Looks a lot like homework. Show us your best attempt at solving this and we will guide you on what you have correct and what you have wrong. We won't do your homework for you. You won't learn anything that way.

 

Looks a lot like homework. Show us your best attempt at solving this and we will guide you on what you have correct and what you have wrong. We won't do your homework for you. You won't learn anything that way.

I dont understand why you can't believe that I have already graduated and that I am solving questions from a work book (which supposedly contains "tricky questions") to improve my knowledge on this subject.

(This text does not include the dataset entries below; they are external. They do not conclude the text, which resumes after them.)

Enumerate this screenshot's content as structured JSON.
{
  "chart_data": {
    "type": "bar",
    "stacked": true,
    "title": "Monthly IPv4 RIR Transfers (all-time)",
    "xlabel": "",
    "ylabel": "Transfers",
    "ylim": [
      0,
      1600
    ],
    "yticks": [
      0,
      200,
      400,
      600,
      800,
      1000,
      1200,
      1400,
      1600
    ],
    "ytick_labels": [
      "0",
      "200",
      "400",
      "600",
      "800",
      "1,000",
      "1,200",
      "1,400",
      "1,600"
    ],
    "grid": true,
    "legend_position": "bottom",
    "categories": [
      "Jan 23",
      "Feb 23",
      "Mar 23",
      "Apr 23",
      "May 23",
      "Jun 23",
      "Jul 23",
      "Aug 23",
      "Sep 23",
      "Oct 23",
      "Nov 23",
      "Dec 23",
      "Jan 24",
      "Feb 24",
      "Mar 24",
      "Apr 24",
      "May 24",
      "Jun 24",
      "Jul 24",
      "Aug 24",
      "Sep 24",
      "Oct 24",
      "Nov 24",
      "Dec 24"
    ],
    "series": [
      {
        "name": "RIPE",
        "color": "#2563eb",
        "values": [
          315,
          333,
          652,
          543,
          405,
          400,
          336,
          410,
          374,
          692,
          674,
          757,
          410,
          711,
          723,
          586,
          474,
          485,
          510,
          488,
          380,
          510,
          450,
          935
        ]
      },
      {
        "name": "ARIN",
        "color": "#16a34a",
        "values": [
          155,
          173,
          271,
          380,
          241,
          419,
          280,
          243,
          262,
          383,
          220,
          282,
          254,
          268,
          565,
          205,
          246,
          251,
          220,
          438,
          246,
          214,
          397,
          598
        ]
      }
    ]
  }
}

The question is to find both Req and Ceq. This is a solved example.
According to the solution,

Req = R1 + R2 = 6 ohms (this is completely not what I learnt about calculating Thevenin's resistance. You are supposed to short the voltage source and open current source. After sometime, capacitor acts like a voltage source and hence Req = R1 parallel R2 when all the capacitors are shorted.)
Ceq = (C1 parallel C2) series C3 which comes to 2/3 F

I am not convinced with the given solution. Since I graduated, I can't ask my teachers whom I have no longer contact with now. Which is why I posted it here.

 

I aprtially agree with your solution, 3Ω and 2/3F should be correct.

 

At DC, Req = 3.

ak

 

Looks like a trick question to me.

The reactance Xc of a capacitor is 1/2πfC..
At f = 0, Xc = ∞

Hence, remove all C from the circuit. What remains?